Andra Day sings the blues in ‘The United States vs. Billie Holiday’
Lee Daniels, the one-gay entertainment production machine who seems allergic to not having a dozen projects in development at the same time, is about to shoot his next film. He’ll go into production next month in Canada on “The United States vs. Billie Holiday.” With a screenplay by Suzan-Lori Parks – the first African-American woman to receive the Pulitzer Prize for her play “Topdog/Underdog” – and inspired by Johann Hari’s book “Chasing the Scream: The First and Last Days of the War on Drugs,” the film will star singer-songwriter Andra Day as the legendary Holiday. The story will be less biopic and more narrowly focused on the time in Holiday’s career when she was strategically targeted by the U.S. government in a narcotics sting operation and involved in an affair with the operation’s black undercover agent. Joining Day are Trevante Rhodes (“Moonlight”), Garrett Hedlund (“Mudbound”), and “Russian Doll”’s Natasha Lyonne. No word on release dates yet but this feels like a late 2020 award contender to us.
Hot ‘Fleabag’ priest is now the rebooted Mr. Ripley
They’re bringing back Mr. Ripley and this time he’s being played by “Fleabag”’s Hot Priest Andrew Scott. Scott will step into the role made famous by Matt Damon in the film “The Talented Mr. Ripley” for Showtime’s new eight-episode series “Ripley,” from Oscar and Golden Globe winner Steven Zaillian (“Schindler’s List”). Based on Patricia Highsmith’s bestselling Tom Ripley novels, the series will be something of an origin story, with young grifter Ripley, living in 1960s New York, finding himself employed by a wealthy man and given the task of traveling to Italy to retrieve the man’s aimless son. In Italy, Ripley begins his career of befriending the moneyed and then murdering them, and the rest is queer vengeance history. Look for this one sometime in 2020, and, in the meantime, get on the “Fleabag” train because it really is as good as all your annoying TV addict friends are telling you, for once.

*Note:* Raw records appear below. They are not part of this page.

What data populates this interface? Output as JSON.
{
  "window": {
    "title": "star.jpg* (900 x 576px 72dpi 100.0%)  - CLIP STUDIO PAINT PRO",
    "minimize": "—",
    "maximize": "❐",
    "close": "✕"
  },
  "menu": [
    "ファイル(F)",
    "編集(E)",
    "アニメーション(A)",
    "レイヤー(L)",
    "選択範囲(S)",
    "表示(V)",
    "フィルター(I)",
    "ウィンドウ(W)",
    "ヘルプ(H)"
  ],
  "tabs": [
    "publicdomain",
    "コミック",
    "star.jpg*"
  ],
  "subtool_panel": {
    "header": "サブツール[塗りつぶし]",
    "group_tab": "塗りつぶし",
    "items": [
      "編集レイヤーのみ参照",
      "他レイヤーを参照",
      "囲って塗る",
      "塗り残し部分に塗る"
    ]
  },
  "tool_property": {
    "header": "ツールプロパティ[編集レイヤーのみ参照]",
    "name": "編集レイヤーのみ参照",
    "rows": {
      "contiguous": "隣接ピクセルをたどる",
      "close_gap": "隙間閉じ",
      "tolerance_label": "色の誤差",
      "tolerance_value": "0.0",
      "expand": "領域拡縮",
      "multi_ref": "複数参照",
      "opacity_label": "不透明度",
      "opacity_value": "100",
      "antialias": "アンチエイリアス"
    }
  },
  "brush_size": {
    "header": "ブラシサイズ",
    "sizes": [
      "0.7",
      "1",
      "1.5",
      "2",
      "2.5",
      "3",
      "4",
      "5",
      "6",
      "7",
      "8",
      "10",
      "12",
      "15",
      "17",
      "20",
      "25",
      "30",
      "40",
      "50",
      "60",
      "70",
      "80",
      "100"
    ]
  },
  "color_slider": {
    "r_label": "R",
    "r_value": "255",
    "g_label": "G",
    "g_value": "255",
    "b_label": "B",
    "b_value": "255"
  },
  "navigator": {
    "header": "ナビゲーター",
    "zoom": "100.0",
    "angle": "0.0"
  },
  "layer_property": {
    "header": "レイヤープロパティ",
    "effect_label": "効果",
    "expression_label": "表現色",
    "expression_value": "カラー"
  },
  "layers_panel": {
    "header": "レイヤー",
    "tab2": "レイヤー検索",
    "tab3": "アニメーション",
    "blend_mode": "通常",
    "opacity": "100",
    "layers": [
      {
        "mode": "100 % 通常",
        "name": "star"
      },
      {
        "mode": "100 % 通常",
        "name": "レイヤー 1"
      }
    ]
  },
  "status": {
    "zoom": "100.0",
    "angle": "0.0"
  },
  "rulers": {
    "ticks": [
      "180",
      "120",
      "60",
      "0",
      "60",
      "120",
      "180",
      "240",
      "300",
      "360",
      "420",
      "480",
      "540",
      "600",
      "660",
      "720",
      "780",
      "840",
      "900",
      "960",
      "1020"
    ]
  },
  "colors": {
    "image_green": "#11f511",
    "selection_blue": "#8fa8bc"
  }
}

Award-winning queer prison drama ‘The Prince’ coming soon
Each year at the Venice Film Festival, one LGBTQ-themed film is awarded the top prize, known as The Queer Lion, and this year’s recipient was the Chilean film, “El principe (The Prince).” Riding a wave of acclaimed Chilean cinema – last year “A Fantastic Woman” took home the Academy Award for Best Foreign Language Film – “The Prince” is a throwback of sorts to an earlier genre of queer cinema, the homoerotic men’s prison drama. Based on a 1970s pulp novel, Sebastian Munoz’s debut narrative feature concerns a young beautiful man (Juan Carlos Maldonado) thrust into a steamy lockdown where the rules of survival involve scenarios that contemporary queer media has mostly discarded, relegated to the realm of trite porn fantasy. But it’s the castoffs of culture that new generations of filmmakers often find fascinating, and so here we are with a movie featuring a powerful prison-daddy character known as “The Stallion,” and you’ll probably want to watch. It begins its theatrical life in early 2020, and will without a doubt winds it way through the queer film festival circuit here before an arthouse rollout.
Romeo San Vicente wants you to read Jean Genet.